Официант заметно повеселел.
– Всяко бывает… – добродушно кивнул он. – Да, вот еще что… Это вам просили передать.
Официант достал из кармана сотовый Глеба.
– Евгения? – пробормотал Глеб.
– Ну, я не знаю, как ее зовут, она не представлялась… Что ж вы, не помните? С вами вчера сидела. Такая симпатичная девушка. Говорила, что сейчас еще деньги какие-то передаст – для вас, но так и не вернулась… Очень была взволнована. Но я не вру, денег она точно не передавала! – опять насупился официант. – Если б я был жуликом, я бы и телефон вам не отдал!
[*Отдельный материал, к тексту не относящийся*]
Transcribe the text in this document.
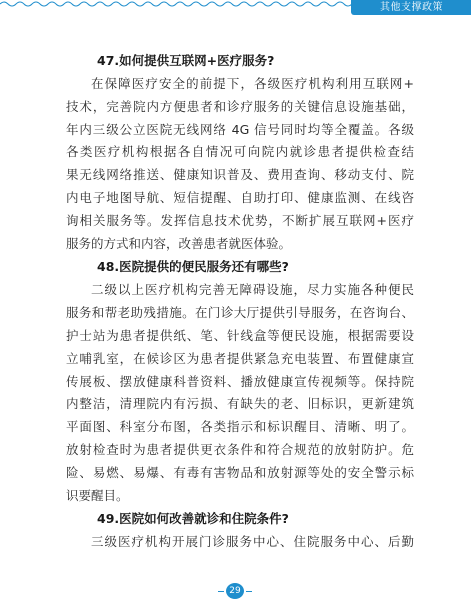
其他支撑政策
47.如何提供互联网+医疗服务?
在保障医疗安全的前提下，各级医疗机构利用互联网+
技术，完善院内方便患者和诊疗服务的关键信息设施基础，
年内三级公立医院无线网络 4G 信号同时均等全覆盖。各级
各类医疗机构根据各自情况可向院内就诊患者提供检查结
果无线网络推送、健康知识普及、费用查询、移动支付、院
内电子地图导航、短信提醒、自助打印、健康监测、在线咨
询相关服务等。发挥信息技术优势，不断扩展互联网+医疗
服务的方式和内容，改善患者就医体验。
48.医院提供的便民服务还有哪些?
二级以上医疗机构完善无障碍设施，尽力实施各种便民
服务和帮老助残措施。在门诊大厅提供引导服务，在咨询台、
护士站为患者提供纸、笔、针线盒等便民设施，根据需要设
立哺乳室，在候诊区为患者提供紧急充电装置、布置健康宣
传展板、摆放健康科普资料、播放健康宣传视频等。保持院
内整洁，清理院内有污损、有缺失的老、旧标识，更新建筑
平面图、科室分布图，各类指示和标识醒目、清晰、明了。
放射检查时为患者提供更衣条件和符合规范的放射防护。危
险、易燃、易爆、有毒有害物品和放射源等处的安全警示标
识要醒目。
49.医院如何改善就诊和住院条件?
三级医疗机构开展门诊服务中心、住院服务中心、后勤
29
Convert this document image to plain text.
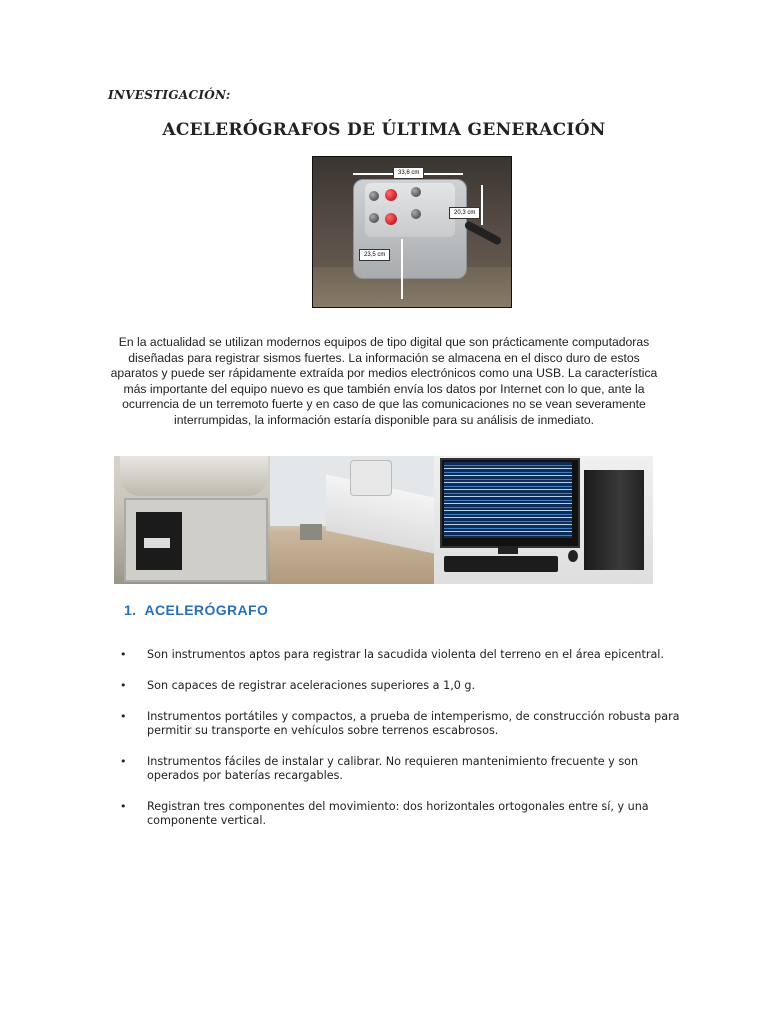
INVESTIGACIÓN:
ACELERÓGRAFOS DE ÚLTIMA GENERACIÓN
33,6 cm
20,3 cm
23,5 cm
En la actualidad se utilizan modernos equipos de tipo digital que son prácticamente computadoras diseñadas para registrar sismos fuertes. La información se almacena en el disco duro de estos aparatos y puede ser rápidamente extraída por medios electrónicos como una USB. La característica más importante del equipo nuevo es que también envía los datos por Internet con lo que, ante la ocurrencia de un terremoto fuerte y en caso de que las comunicaciones no se vean severamente interrumpidas, la información estaría disponible para su análisis de inmediato.
1. ACELERÓGRAFO
• Son instrumentos aptos para registrar la sacudida violenta del terreno en el área epicentral.
• Son capaces de registrar aceleraciones superiores a 1,0 g.
• Instrumentos portátiles y compactos, a prueba de intemperismo, de construcción robusta para permitir su transporte en vehículos sobre terrenos escabrosos.
• Instrumentos fáciles de instalar y calibrar. No requieren mantenimiento frecuente y son operados por baterías recargables.
• Registran tres componentes del movimiento: dos horizontales ortogonales entre sí, y una componente vertical.
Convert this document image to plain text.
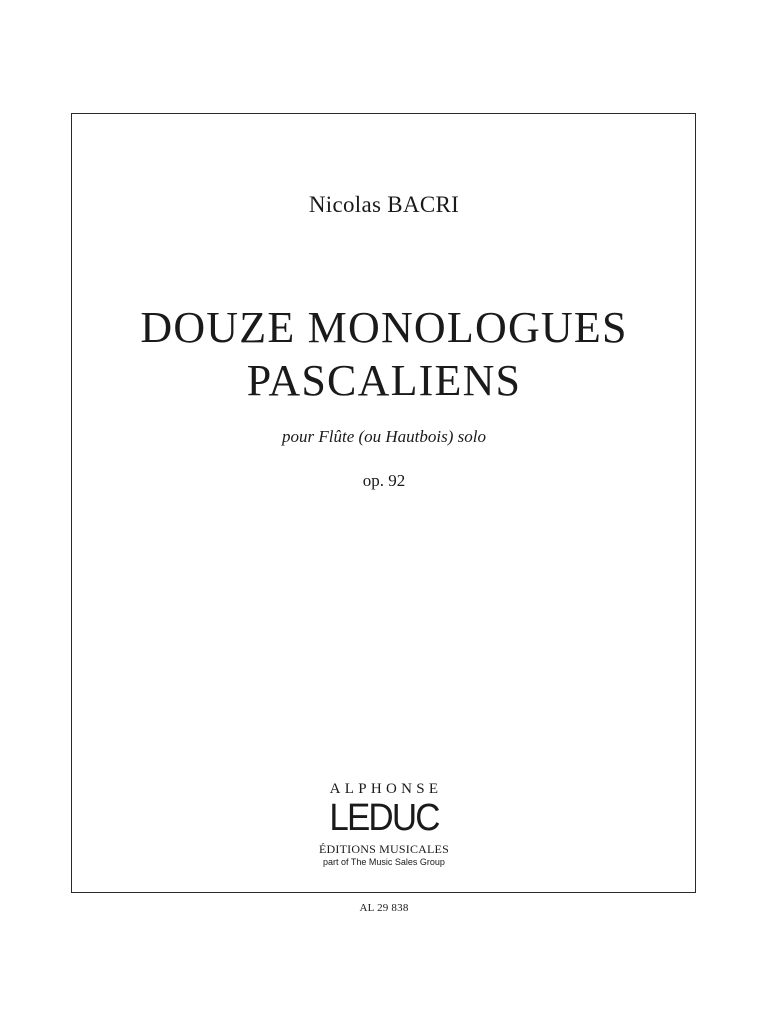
Nicolas BACRI
DOUZE MONOLOGUES
PASCALIENS
pour Flûte (ou Hautbois) solo
op. 92
ALPHONSE
LEDUC
ÉDITIONS MUSICALES
part of The Music Sales Group
AL 29 838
– Успокойтесь, я вам верю, – сказал Глеб. – А она… эта девушка… вы ее знаете? Вы ее часто тут видели?
– Я? Я ее в первый раз видел. Это вы с ней говорили, а не я… Ладно, все, мне некогда… Пока-пока! – Официант убежал в зал.
Глеб вышел на улицу.
Четыре часа дня. Вдоль набережной гуляли парочки, плескалась река в гранитном ложе, солнце слепило глаза… Безмятежный август. Этот день являлся точным отражением вчерашнего.
С единственным отличием – рядом не было Евгении.
Если бы еще раз увидеть ее!
«Она ведь не просто так вчера подошла ко мне… Сказала, что я единственный из всей толпы, единственный человек в Москве, к которому она решилась обратиться. Бедная женщина. Она действительно рвалась к своему ребенку, к своему сыну… Надеюсь, я хоть чем-то смог ей помочь! Интересно, удалось Евгении увидеть сына? И почему так – в одних женщинах он есть, этот материнский инстинкт, а в других его нет… Тайна Нины в том, что она не хочет стать матерью. И не может мне в этом признаться! Бедная Нина…»
Глеб зачем-то обошел все закоулки вокруг того здания, в котором располагалось кафе.
Солнечный остров представлял собой странное зрелище, в нем соединялось несовместимое. Часть домов – роскошные новоделы под офис, блистающие мрамором и стеклом. Другие – ветхие пустующие особняки, вероятно, под снос. Модные галереи и пустыри, засыпанные битым стеклом. Роскошные авто на фоне помоек.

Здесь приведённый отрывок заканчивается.